Tales of Old Lusitania/The Big-Bellied Chick

Tales of Old Lusitania - chapter 33 headpiece.jpg


A little chick, which was very precocious for its age, one fine summer day left its mother and its brothers and sisters to seek a livelihood for itself; and as it went along it came to a heap of mould, and, going up to the top, began to scratch the earth, and, greatly to its surprise and delight, found a bag of money hidden in the heap. The chick thought now that it would go to court, and present the bag of money to the king; so off it started.

On the way to the court it came to a river, and, finding that it could not cross it, said to the river: "Oh, river, draw back your waters, that I may cross you safely."

As the river took no notice of what it said, but continued to run its course as usual, the little chick drank up all the water, and so was able to cross to the other side.

The chick went on its way, and very soon met a fox, who stood in its path, and, as it could not pass him, it cried out: "Move out of the way, and let me pass."

But the fox looked at the little creature before him with contempt, and an expression of face which seemed to say: "If you don't take care, I'll gulp you down in a minute."

However, the fox was spell-bound by the chickling, for he was swallowed up himself by the little one he despised.

After a while, as the chick went along, it came to a pine tree, which, though the little chick spurred it and struck it angrily with its tiny wing, stood obstinately in the way, and would not move; so, without more ado, the chickling gobbled up the tree also.

It next met a wolf, who looked down fiercely at the little chick, and was ready to put his large paw upon it and crush it; but the impudent little thing stuck up its tiny head, and begged the wolf to turn aside and make room for it to pass. The big animal only stared at it, and would not move an inch; so the chick had no other remedy but to eat him up also.

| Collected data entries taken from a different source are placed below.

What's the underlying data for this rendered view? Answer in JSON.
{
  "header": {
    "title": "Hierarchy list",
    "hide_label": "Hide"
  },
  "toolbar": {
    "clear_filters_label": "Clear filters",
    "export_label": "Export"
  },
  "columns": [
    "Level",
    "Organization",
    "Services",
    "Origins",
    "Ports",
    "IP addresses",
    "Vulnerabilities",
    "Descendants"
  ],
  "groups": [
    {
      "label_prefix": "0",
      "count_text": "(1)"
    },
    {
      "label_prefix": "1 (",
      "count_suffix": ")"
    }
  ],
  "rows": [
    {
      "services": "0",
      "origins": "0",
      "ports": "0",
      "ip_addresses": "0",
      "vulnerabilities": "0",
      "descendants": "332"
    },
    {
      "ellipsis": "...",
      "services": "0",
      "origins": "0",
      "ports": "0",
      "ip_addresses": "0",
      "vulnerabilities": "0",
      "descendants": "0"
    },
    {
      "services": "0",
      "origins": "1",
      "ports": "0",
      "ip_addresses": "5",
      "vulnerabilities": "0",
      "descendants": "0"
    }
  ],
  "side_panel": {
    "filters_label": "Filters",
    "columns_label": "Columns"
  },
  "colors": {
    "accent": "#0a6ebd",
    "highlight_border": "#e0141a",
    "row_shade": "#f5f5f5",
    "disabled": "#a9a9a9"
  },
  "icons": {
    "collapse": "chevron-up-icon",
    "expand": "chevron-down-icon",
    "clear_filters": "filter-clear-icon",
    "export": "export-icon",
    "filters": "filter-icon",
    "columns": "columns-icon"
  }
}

Finally, as the chickling was passing by a field, a large horned owl that had a nest full of young ones on a tree near the path, flew at the chick's head and tried to fasten her talons in its tiny face; but, after repeated attacks, the little chick gulped down the owl.

Having got rid of this assailant, it went along merrily for three days and three nights, until it reached the king's palace, and asked to see the king; and when the king granted it an audience, it proudly presented his majesty with the bag of money. The king was glad to receive it, and then ordered the chick to be taken to the poultry yard, shut up in the hen-coop, and to be fed and well treated. But as soon as the chick found itself a prisoner in such a narrow space, it began to cry aloud, and from its wiry dungeon began to crow:

Bring my money bag back to me!
My heart does ache
Fit to break.

But finding that no attention was paid to its cry, it opened its mouth wide and let out the fox it had swallowed, who soon made a meal of the other cocks and hens.

The king's servants immediately went and told his majesty what had happened, and the king commanded that the chick should be shut up in a cupboard; but when it was there, it began to sing as before:

Bring my money bag back to me!
My heart does ache
Fit to break.

But as they did not bring the money bag, it threw up the pine tree, which fell on the cups and glasses that were kept in the cupboard, which were all smashed into a thousand pieces.

The king then ordered the chick to be confined in the stable, but here it began to cry aloud and sing for its money bag as before; and, as the king seemed determined not to deliver up the coins, the chickling in revenge opened its mouth and ejected the wolf, who killed and ate up the horses.

The king, in despair, had the troublesome chick shut up inside an oil jar; but the chickling threw up the owl, and the bird drank up the oil.

The king was now fairly puzzled what else to do to keep the chick quiet and out of mischief; and after much consideration, determined to kill it by baking it. He ordered the oven to be heated, and the little creature to be put inside and baked; but even inside the oven this saucy bird began to cry and sing aloud, and then began to pour out of its mouth all the water it had drunk from the river. The water completely swamped the oven, put out the fire, and even the palace itself soon began to be flooded, the water reaching up to the very windows. But the king, wringing his hands in consternation and despair, ordered that the bag of money should be returned to the dreadful chick, and that it should be sent away at once, before it had time to throw up all the water it had drunk from the river.

The chick then returned home very contented, carrying the bag of money in its beak.